We recently spoke with several industry analysts who had surprising observations and forecasts that, if true, are creating problems and risks for us right now.
Here are a few highlights about where analysts think customer engagement is headed and why our problem may be about to get worse.
Fluid Customer Journey
The customer journey and life cycle is becoming more fluid. It used to be that we could break the customer journey into discrete steps like shop, buy and service. But what the analysts observe is that customers are doing all the steps—shop/buy/service—all at the same time. Our take is that this is likely coming from mobile and the resulting micro-moments where journey steps are digitized and acted on continually.
The customer journey is becoming fluid. Customers shop - buy - service all at once.
The challenge occurs when customer engagement strategy and technology are not built for fluidity. Just look at how one of the contact center’s most valued KPIs (First Call Resolution) is likely the wrong metric for fluid engagement. This fluidity challenges our engagement strategy, our organizational structure and our technology strategy.
Today the enterprise is designed to address the customer journey at specific discrete functional steps like shop, buy and service. Functional enterprise software has been developed and deployed to address these needs. So, as an example, Salesforce focused on Sales, Oracle focused on commerce, and Avaya on service. Functional, siloed software.
The challenge is that functional software requires the customers to be handed off from one software stack to another as they move through a journey. And if that journey is fluid and jumpy? Ouch. The result is a very poor customer experience.

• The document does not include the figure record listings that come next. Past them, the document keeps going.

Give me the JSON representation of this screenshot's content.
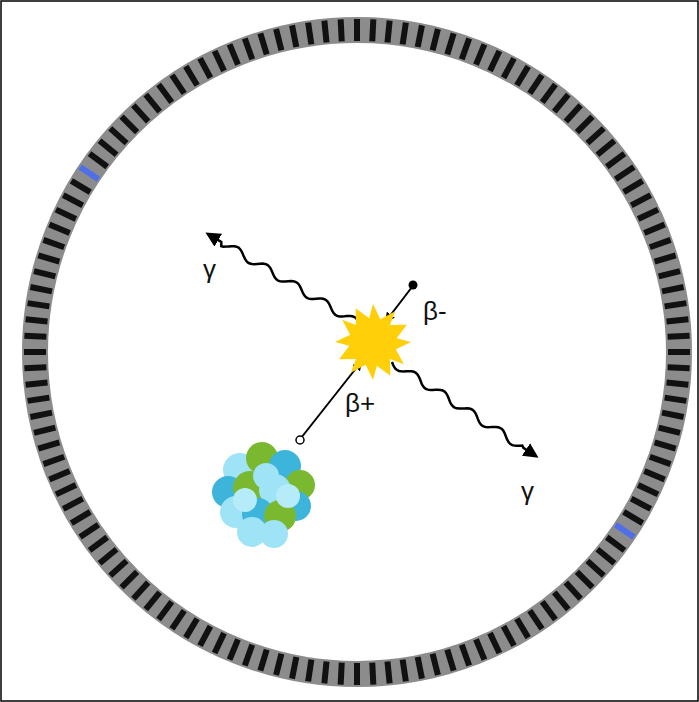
{
  "diagram": {
    "labels": [
      "γ",
      "β-",
      "β+",
      "γ"
    ]
  }
}
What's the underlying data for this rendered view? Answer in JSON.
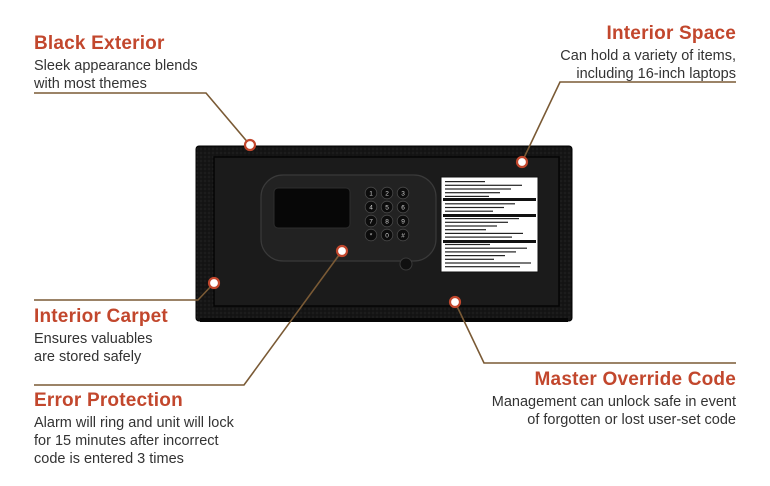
{
  "accent_color": "#c2472d",
  "line_color": "#7a5a35",
  "features": {
    "black_exterior": {
      "title": "Black Exterior",
      "description": "Sleek appearance blends\nwith most themes"
    },
    "interior_space": {
      "title": "Interior Space",
      "description": "Can hold a variety of items,\nincluding 16-inch laptops"
    },
    "interior_carpet": {
      "title": "Interior Carpet",
      "description": "Ensures valuables\nare stored safely"
    },
    "error_protection": {
      "title": "Error Protection",
      "description": "Alarm will ring and unit will lock\nfor 15 minutes after incorrect\ncode is entered 3 times"
    },
    "master_override": {
      "title": "Master Override Code",
      "description": "Management can unlock safe in event\nof forgotten or lost user-set code"
    }
  },
  "keypad_keys": [
    "1",
    "2",
    "3",
    "4",
    "5",
    "6",
    "7",
    "8",
    "9",
    "*",
    "0",
    "#"
  ]
}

If we’re going to create a solution that delivers a no-gap customer experience and address the fluid customer journey, who in your organization is going to own it? Who is going to lead across organizational boundaries where there is no clear owner (much less budget)?
The challenge is to address the fluid customer journey, organizational and political barriers will have to come down. As a general rule, companies organize around functional areas and not the customer.
So the surprise for me is that at least one analyst considers organizational barriers to be the #1 roadblock to creating the kind of digital customer experience so sorely needed. Technology is not the main barrier. Operations is not the main barrier. Ownership of the problem is.
Studies by Bain & Company agree. "85% of executives say the greatest barriers to achieving their growth objectives lie inside their own four walls, according to Bain research. In the largest companies, this rises to 94% of executives who believe that their most difficult challenges are internal, not external."
Organizational barriers are the #1 roadblock to providing digital customer experience.
Indeed we see this barrier alive and well as we talk to enterprises about their digital strategies and plans. Often the Contact Center and the eBusiness/Digital teams-- both of which need to cooperate for a complete digital solution--don't speak the same language, and conversations end in a wait and see mode. But this is slowly changing as firms face the barriers head on.
Digital Competitive Advantage
Instead of trying to do too much at one time, the analysts we spoke with recommend firms focus on the customer interactions that bring competitive advantage. Find the top 3- 5 areas your customers most need, where you can build solutions to address those needs, and where you can build 12-18 months of competitive differentiation (it won’t last any longer than that, really). That’s it. It's short and focused.
Such strategy requires speed, agility, cross-functional leadership and a deep understanding of what’s important to your customers.